Getting Off (Lawrence Block) – yes, okay, the cover will have people on BART looking at you funny. I was expecting it to be okay but not great, and it was actually quite good. Not Eight Million Ways to Die good, but well worth a read. Kit, our heroine, has sex with men and then kills them, for reasons that make perfect sense to her. I was expecting this to turn into a cat-and-mouse game with a brave detective investigating the killings, but Block knows better than to pull that nonsense. One finds oneself torn between rooting for Kit and being creeped out.
The Book of Cthulhu (edited by Ross E. Lockhart) – a compendium of stories “inspired by” Lovecraft, which means it’s a very mixed bag. Some of the stories are really well-done (like Caitlin Kiernan, surprise surprise) and others appear to have been phoned in, or missed the point entirely.

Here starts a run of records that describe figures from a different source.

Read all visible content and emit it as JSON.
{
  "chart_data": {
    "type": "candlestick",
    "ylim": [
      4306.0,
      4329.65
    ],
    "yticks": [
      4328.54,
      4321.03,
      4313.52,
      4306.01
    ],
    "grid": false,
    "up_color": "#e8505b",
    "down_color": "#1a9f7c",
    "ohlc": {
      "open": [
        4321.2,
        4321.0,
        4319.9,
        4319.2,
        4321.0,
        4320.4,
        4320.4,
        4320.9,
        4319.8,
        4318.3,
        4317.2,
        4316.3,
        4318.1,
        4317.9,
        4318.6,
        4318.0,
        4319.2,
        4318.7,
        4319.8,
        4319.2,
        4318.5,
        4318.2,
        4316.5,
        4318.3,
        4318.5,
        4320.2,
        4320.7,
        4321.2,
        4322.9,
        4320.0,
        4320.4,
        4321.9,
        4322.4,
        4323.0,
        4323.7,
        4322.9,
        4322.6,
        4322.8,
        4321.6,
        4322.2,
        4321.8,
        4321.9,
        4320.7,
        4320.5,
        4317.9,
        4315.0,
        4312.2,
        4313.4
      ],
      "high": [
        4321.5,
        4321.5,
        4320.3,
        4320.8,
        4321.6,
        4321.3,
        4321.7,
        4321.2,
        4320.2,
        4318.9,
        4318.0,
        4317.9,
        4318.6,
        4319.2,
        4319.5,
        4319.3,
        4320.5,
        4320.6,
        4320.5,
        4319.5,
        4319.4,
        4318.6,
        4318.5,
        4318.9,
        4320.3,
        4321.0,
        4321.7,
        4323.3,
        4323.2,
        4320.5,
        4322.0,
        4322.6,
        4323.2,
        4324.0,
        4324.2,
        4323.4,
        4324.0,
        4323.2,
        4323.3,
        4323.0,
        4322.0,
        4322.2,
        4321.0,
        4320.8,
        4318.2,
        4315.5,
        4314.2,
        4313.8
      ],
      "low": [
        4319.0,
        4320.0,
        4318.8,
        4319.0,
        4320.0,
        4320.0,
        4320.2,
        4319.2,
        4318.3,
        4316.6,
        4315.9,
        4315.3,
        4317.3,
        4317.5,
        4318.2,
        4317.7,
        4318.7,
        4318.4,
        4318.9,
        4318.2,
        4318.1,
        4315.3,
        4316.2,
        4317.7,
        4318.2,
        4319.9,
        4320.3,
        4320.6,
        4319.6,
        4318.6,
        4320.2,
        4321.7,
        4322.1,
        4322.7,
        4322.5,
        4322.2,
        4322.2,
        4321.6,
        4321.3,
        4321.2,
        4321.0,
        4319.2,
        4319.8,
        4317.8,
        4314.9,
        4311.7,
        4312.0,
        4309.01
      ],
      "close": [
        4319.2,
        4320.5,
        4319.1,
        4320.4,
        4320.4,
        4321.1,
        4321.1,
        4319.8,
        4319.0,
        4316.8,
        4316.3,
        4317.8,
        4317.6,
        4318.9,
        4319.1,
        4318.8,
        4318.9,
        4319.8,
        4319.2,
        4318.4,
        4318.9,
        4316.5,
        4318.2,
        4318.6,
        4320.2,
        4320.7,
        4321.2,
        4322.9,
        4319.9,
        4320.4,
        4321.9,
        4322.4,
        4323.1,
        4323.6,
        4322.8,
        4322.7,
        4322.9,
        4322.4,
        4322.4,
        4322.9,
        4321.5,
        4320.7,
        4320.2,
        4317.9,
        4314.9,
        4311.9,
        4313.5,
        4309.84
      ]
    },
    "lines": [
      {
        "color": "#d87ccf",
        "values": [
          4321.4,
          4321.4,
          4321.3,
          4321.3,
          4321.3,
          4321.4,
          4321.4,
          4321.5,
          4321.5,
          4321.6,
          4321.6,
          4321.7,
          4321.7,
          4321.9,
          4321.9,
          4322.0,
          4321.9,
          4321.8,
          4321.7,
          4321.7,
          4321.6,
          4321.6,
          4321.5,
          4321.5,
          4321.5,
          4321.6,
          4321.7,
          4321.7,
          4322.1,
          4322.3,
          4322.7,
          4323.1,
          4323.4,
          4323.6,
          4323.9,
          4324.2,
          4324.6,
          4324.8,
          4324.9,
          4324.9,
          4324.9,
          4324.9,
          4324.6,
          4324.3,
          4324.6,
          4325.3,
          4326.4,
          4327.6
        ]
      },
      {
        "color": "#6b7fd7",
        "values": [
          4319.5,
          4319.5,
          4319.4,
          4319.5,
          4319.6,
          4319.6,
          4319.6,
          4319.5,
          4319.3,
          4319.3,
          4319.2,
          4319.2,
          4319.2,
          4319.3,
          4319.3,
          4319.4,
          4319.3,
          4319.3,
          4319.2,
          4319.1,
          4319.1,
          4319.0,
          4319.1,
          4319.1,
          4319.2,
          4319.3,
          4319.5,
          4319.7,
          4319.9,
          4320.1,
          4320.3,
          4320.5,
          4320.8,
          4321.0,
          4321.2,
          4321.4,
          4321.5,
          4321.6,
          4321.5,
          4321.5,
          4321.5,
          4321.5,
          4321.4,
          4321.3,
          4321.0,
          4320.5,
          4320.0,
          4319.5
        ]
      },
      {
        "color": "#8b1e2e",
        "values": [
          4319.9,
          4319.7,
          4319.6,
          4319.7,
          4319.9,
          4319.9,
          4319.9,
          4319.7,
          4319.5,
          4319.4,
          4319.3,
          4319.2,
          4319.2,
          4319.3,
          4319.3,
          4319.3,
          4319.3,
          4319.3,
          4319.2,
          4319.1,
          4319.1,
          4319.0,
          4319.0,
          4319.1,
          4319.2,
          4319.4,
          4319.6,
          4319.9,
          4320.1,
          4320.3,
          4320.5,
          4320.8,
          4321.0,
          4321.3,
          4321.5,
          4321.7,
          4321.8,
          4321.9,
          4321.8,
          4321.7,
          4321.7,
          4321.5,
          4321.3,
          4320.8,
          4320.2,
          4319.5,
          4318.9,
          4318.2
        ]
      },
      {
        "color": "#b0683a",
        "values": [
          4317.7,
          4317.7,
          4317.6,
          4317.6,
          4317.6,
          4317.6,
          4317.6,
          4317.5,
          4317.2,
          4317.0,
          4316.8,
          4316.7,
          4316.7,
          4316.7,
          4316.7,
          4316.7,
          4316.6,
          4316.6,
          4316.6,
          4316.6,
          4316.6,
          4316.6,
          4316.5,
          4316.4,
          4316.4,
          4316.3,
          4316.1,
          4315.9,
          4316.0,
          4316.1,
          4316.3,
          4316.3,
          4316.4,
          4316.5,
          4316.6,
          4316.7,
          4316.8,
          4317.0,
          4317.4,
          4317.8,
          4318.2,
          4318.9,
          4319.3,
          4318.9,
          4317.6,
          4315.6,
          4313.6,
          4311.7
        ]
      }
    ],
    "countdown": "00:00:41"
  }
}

How Not to Write a Screenplay (Denny Martin Finn) – on the first page, the author lays out for us that he’s not a screenwriter; he’s the reader. Therefore, as the person who is going to help decide whether your screenplay is rejected or not, he has a great deal of advice on what works and what doesn’t, what used to be in screenplays that is left out, and he compares crappy screenplays (with the serial numbers filed off) with really good writing from actual moves. I found this very interesting from a non-screenwriter perspective because it has very useful information about what goes into a novel that doesn’t belong in a screenplay, and possibly vice versa. The Arcanum, I’m looking at you, damn it.
Art History: A Very Short Introduction (Dana Arnold) – good grid, I love the Very Short Introduction series. The books are small enough to be portable, Oxford gets actual experts to write them, and you can feel especially smart. Instead of reading a “Dummies” book you can pretend you’re reading “Dummies for Very Intelligent People with Little Spare TIme”. This is a good overview of the discipline of art history and approaches to the history and curation of art, and if a Philistine like me can understand it, it should be perfectly adequate for you.